Je ressens une lourdeur au moment de livrer mes impressions sur ce « roman » de William Boyd, À livre ouvert. Terminer un tel livre, c’est une sorte de deuil. On ne suit pas de près un personnage sur sept décennies sans se cabrer contre la fin de cette relation. C’est comme lorsque la vie met brièvement quelqu’un sur notre chemin. Quelque chose s’est passé, cette personne nous a touché, on aurait pu vivre une grande amitié, mais le destin n’est pas du même avis. Et on s’éloigne avec un pincement au cœur, avec la sensation de perdre quelque chose qu’on n’a pas eu le temps de saisir. Un deuil.
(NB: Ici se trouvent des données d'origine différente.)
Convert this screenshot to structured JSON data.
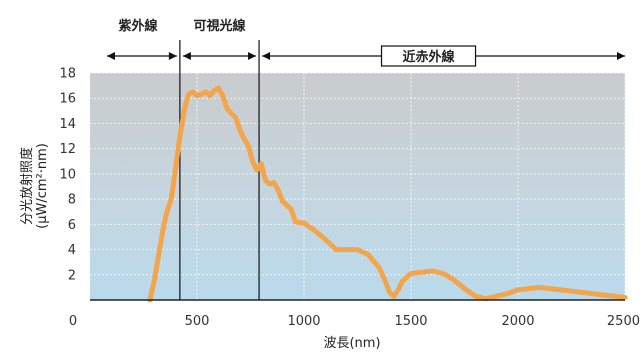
{
  "chart_data": {
    "type": "line",
    "title": "",
    "xlabel": "波長(nm)",
    "ylabel": "分光放射照度\n(μW/cm²·nm)",
    "xlim": [
      0,
      2500
    ],
    "ylim": [
      0,
      18
    ],
    "grid": true,
    "x_ticks": [
      0,
      500,
      1000,
      1500,
      2000,
      2500
    ],
    "y_ticks": [
      2,
      4,
      6,
      8,
      10,
      12,
      14,
      16,
      18
    ],
    "region_dividers": [
      420,
      790
    ],
    "regions": [
      {
        "label": "紫外線",
        "from": 0,
        "to": 420,
        "boxed": false
      },
      {
        "label": "可視光線",
        "from": 420,
        "to": 790,
        "boxed": false
      },
      {
        "label": "近赤外線",
        "from": 790,
        "to": 2500,
        "boxed": true
      }
    ],
    "series": [
      {
        "color": "#f2a54a",
        "x": [
          280,
          300,
          320,
          340,
          360,
          380,
          400,
          420,
          440,
          460,
          480,
          500,
          520,
          540,
          560,
          580,
          600,
          620,
          640,
          660,
          680,
          700,
          720,
          740,
          760,
          780,
          800,
          820,
          840,
          860,
          880,
          900,
          920,
          940,
          960,
          1000,
          1050,
          1100,
          1150,
          1200,
          1250,
          1300,
          1350,
          1380,
          1400,
          1420,
          1440,
          1460,
          1500,
          1550,
          1600,
          1650,
          1700,
          1750,
          1800,
          1850,
          1900,
          1950,
          2000,
          2050,
          2100,
          2150,
          2200,
          2250,
          2300,
          2350,
          2400,
          2450,
          2500
        ],
        "y": [
          0,
          1.5,
          3.5,
          5.5,
          7,
          8,
          10.5,
          13,
          15,
          16.3,
          16.5,
          16.2,
          16.3,
          16.5,
          16.2,
          16.6,
          16.8,
          16.2,
          15.2,
          14.8,
          14.5,
          13.5,
          12.8,
          12.2,
          11,
          10.3,
          10.8,
          9.5,
          9.2,
          9.3,
          8.7,
          7.8,
          7.5,
          7.2,
          6.2,
          6.1,
          5.5,
          4.8,
          4.0,
          4.0,
          4.0,
          3.6,
          2.6,
          1.5,
          0.6,
          0.3,
          0.8,
          1.5,
          2.1,
          2.2,
          2.3,
          2.1,
          1.6,
          0.9,
          0.3,
          0.1,
          0.3,
          0.5,
          0.8,
          0.9,
          1.0,
          0.9,
          0.8,
          0.7,
          0.6,
          0.5,
          0.4,
          0.3,
          0.2
        ]
      }
    ]
  }
}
Sur ses vieux jours, Logan Mountstuart, surnommé LMS, fait le bilan de sa vie.

livreC’est tout ce à quoi votre vie se résume en fin de compte : la somme de toutes les chances et malchances que vous avez connues. Tout s’explique par cette simple formule. Additionnez et regardez les tas respectifs. Rien que vous puissiez y faire : personne ne distribue la chance, ne l’alloue à celui-ci ou celui-là, ça arrive, un point c’est tout. Il nous faut souffrir en silence les lois de l’humaine condition, comme dit Montaigne.

Des chances et des malchances, il en aura, Logan, au cours de sa vie. Des malchances surtout, il me semble, mais pas que. On fait sa rencontre alors qu’il est l’élève d’un collège honni, qu’il trompe son ennui en réalisant des défis improbables et en suivant le progrès de ceux auxquels sont soumis ses amis, Peter et Ben. Puis c’est l’université : Oxford, et les cours d’histoire pour lesquels Logan a peu d’intérêt, car il sait déjà qu’il veut devenir écrivain. Il en sort avec peu de gloire, mais à 25 ans, il connaît le succès littéraire, fait carrière comme journaliste, il est heureux avec sa femme, Freya, et sa merveilleuse petite fille, Stella. Alors que le soleil brille enfin pour lui, la guerre s’abat sur l’Europe, creusant une tranchée si profonde que jamais il ne pourra retrouver le chemin de sa vie d’avant. On le suit dans son parcours agité comme un voilier démâté sur une mer houleuse, allant où le vent le pousse ou, comme il le dit lui-même, comme un yoyo plutôt, un jouet secoué, tournoyant dans les mains d’un enfant maladroit, le manipulant avec trop de force, trop impatient d’apprendre comment comment utiliser son nouveau yoyo.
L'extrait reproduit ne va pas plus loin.